Quelqu’un en a après moi, répète docilement Julie aux filles dehors. Elle est encore assise les genoux sous le menton, une L&M light incandescente entre ses doigts tremblants. Pas de chance, l’une de nous laisse échapper un petit rire, mais il est tellement bref qu’il ressemble à un hoquet.

Bon et comment tu le sais, ça ? On demande à Julie et elle dit qu’il s’agit pas tant de ce qui se passe, qu’il se passe pas grand-chose, que c’est plutôt comme quand on a un plus one sans savoir qui c’est. Par exemple, elle dit, tu arrives à l’école le matin et tu trouves quelqu’un assis à ta place, de temps en temps tu as des appels en numéro masqué et personne ne parle.

Le regard de Julie fait le tour du parking, et nous on fait pareil. Nous on voit personne. Elle nous supplie : quand je partirai, vous pourrez regarder si personne me suit ? On la regarde très attentivement et en silence total, pour ensuite pouvoir dire avec la conscience tranquille qu’elle est vraiment éclatée. Et puis on changera de sujet, pour parler de quelque chose de plus drôle.

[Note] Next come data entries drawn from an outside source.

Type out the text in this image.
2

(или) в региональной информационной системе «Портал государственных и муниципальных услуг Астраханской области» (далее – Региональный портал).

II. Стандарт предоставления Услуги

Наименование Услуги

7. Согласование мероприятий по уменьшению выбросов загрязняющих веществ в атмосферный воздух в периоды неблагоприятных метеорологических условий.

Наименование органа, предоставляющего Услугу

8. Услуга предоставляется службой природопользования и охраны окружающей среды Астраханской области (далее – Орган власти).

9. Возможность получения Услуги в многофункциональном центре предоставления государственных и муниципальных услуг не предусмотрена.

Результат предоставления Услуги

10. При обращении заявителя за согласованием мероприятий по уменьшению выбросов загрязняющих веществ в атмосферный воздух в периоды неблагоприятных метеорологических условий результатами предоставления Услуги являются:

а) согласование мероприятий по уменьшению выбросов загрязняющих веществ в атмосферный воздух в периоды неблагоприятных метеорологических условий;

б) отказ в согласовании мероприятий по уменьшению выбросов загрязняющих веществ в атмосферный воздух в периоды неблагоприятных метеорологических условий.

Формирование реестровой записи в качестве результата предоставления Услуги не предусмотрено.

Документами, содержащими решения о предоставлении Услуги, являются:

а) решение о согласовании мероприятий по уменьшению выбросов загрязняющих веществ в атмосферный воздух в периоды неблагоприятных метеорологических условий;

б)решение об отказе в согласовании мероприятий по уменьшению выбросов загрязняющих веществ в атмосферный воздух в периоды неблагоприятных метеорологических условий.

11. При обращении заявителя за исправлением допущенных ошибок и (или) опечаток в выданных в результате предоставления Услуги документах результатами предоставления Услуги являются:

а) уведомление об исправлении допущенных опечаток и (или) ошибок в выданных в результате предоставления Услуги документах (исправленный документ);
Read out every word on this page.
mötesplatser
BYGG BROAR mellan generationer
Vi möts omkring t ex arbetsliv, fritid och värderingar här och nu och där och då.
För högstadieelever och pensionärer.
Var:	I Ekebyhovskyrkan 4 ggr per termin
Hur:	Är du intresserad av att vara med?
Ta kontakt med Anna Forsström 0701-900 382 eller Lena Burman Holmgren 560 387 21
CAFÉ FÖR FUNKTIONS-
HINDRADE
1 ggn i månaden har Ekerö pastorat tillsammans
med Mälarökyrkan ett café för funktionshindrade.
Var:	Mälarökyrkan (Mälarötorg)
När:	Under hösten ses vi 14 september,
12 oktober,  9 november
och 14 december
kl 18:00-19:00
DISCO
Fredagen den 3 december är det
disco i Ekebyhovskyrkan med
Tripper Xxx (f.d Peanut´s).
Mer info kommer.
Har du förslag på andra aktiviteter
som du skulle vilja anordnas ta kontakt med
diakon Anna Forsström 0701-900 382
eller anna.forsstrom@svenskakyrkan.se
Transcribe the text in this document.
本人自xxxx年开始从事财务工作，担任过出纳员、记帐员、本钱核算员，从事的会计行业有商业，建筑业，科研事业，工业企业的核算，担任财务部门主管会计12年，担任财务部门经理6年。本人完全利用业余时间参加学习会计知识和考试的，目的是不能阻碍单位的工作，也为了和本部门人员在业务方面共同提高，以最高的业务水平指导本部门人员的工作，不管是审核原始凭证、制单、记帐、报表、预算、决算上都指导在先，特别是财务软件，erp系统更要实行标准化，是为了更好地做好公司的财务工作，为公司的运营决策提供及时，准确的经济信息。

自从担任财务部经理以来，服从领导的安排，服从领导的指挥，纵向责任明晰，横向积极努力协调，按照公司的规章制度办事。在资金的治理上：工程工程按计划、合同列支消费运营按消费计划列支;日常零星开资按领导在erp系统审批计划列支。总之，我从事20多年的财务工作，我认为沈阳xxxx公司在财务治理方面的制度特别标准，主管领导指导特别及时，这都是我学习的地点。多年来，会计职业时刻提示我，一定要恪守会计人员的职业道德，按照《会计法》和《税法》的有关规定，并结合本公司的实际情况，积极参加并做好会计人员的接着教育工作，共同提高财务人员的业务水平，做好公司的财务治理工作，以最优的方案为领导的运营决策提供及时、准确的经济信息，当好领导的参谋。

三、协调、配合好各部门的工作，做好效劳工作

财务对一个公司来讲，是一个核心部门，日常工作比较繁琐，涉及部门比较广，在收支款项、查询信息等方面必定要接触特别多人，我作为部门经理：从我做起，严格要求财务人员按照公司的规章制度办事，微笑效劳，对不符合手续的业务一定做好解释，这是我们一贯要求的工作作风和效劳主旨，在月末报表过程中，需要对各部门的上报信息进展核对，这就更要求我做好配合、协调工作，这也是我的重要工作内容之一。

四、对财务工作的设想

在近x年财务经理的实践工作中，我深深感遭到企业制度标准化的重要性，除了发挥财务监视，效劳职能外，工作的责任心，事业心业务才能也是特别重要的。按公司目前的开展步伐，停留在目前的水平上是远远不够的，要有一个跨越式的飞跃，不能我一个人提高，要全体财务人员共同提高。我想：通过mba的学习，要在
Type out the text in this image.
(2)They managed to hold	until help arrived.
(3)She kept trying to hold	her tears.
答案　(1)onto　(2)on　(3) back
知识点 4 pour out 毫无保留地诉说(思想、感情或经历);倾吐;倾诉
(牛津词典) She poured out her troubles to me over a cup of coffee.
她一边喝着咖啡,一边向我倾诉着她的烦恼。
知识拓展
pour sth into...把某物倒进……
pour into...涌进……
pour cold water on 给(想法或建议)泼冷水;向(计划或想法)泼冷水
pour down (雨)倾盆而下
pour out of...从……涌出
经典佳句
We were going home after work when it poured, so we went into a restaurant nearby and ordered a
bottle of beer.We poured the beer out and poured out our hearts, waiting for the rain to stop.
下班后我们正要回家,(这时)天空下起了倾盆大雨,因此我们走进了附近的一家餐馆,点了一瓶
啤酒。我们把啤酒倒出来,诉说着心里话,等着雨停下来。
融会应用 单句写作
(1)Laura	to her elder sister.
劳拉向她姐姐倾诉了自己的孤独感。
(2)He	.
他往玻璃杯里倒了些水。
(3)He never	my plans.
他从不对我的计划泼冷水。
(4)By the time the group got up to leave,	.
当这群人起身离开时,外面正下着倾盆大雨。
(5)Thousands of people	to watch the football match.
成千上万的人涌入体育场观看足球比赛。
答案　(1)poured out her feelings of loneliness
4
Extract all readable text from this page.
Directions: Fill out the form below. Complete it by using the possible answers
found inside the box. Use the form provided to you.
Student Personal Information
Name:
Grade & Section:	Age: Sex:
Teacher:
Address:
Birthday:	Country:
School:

Mais quand même, ça nous lâche pas. Il faut que vous compreniez ça : on est en 2014. Les Millenials commencent tout juste à vivre tout ce dont on parlera sur radio Wave quelques années plus tard. La santé mentale n’a pas encore été inventée.

C’est-à-dire, on disait jamais de personne qu’il était « un gros ADHD » quand il s’ennuie ou qu’il est « atteint de TOC » quand on n’aime pas le désordre. On connaissait pas grand-chose à tous ces diagnostiques et les quelques-uns dont on avait entendu parler nous faisaient peur. Je me souviens plus qui, en premier, s’est permis de dire que Julie est parano. Mais pour nous ça signifiait deux choses : premièrement elle pouvait être dangereuse et, deuxièmement, c’est certaienement à cause de la beuh.

Traduit du tchèque par Eurydice Antolin.